Abito vicino al confine di Stato, sotto montagne sapute a memoria.
Anche se non sono la protagonista della storia e la curiosità di proseguire mi divora, mi fermo, cerco la matita e chiudo tra due parentesi quella frase.
In quella riga e un pezzo sono comunque io, che vivo a pochi minuti di auto da un confine, io che conosco a memoria i profili dei monti che circondano il lago e le mie spalle.
La Natura Esposta mi parla di un continuo uscire dai propri confini.
L’io narrante, incappando casualmente in un Crocifisso marmoreo da sistemare, non sa che finirà per aggiustare anche un po’ di sé, per poi ritrovarsi sempre al di fuori del proprio essere.

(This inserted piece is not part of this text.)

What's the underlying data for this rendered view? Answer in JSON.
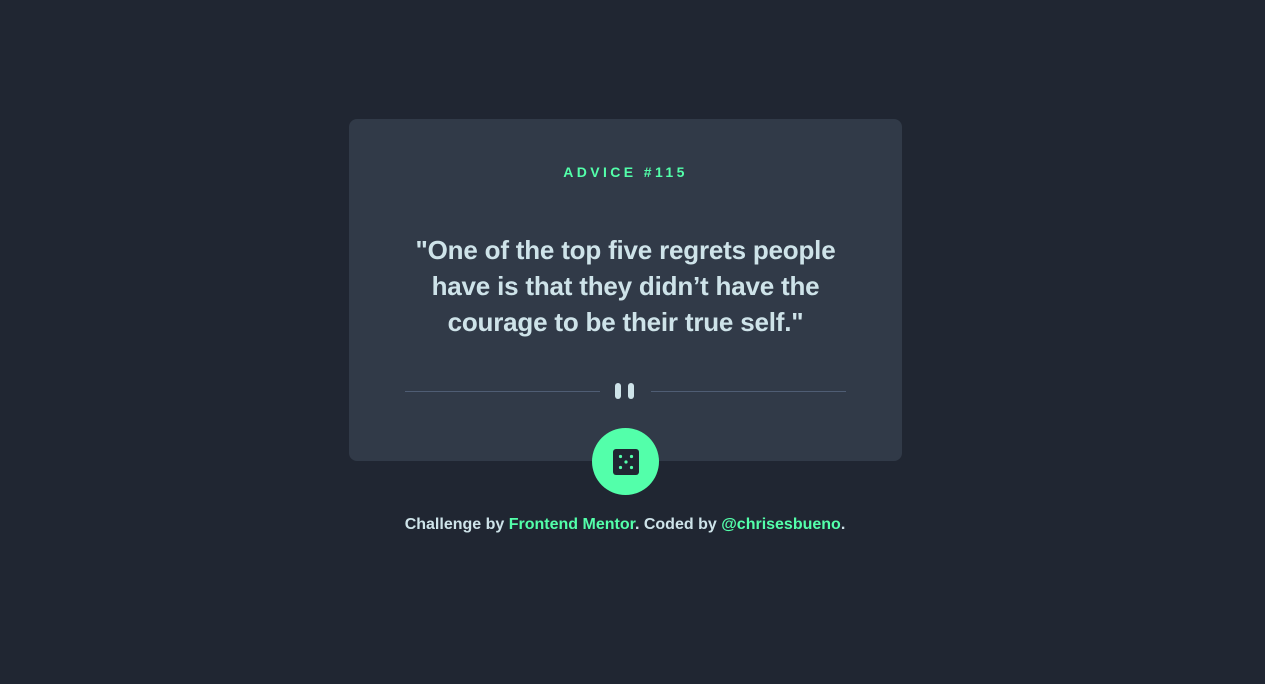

L’incontro con la statua di Cristo diventa perciò il culmine di tutti gli incontri fatti prima di essa e grazie a essa, compreso – o forse soprattutto – quello con se stesso. Segno che, anche a sessant’anni,
non è mai troppo tardi per conoscersi e ri-crearsi una volta di più. E mai da soli.
La natura che si espone, allora, non è solo quella di una statua, ma quella umana tutta intera, compresi i suoi lati più intimi. (Che poi, quale uomo conosciamo che sia più esposto di Cristo in croce?)
E mostrandosi agli sguardi più o meno penetranti di chi la osserva, essa appare afferrabile e inafferrabile nello stesso tempo. La si può toccare, certo, ma c’è da stare attenti: potrebbe respingerci quando meno ce lo aspettiamo, se ci avviciniamo con un eccesso di orgoglio o con desiderio di possesso. Per accostarsi alla natura occorre invece un tremito di rispetto e di cura, un abbassarsi che diventa poi un ricevere e un accogliere, insieme.
Oggi, che siamo tutti capaci solo di innalzarci sopra agli altri, fino alle conseguenze più devastanti, questa lezione ci è ancora più necessaria. E stavolta, a darcela, sono le parole cesellate sempre con scrupolo da Erri De Luca, in quella sua prosa che si trasforma continuamente in poesia.
Ho imparato da voi a essere nessuno. Tengo gli occhi bassi e questo mi fa scomparire, li alzo e appaio di nuovo. Sto zitto e sono accolto, parlo per chiedere un’informazione e sono respinto. Preferite nessuno. Va bene, facciamo che non esistiamo l’uno per l’altro. Tu no, ti siedi, racconti, domandi. Tu sei qualcuno e fai diventare qualcuno anche me.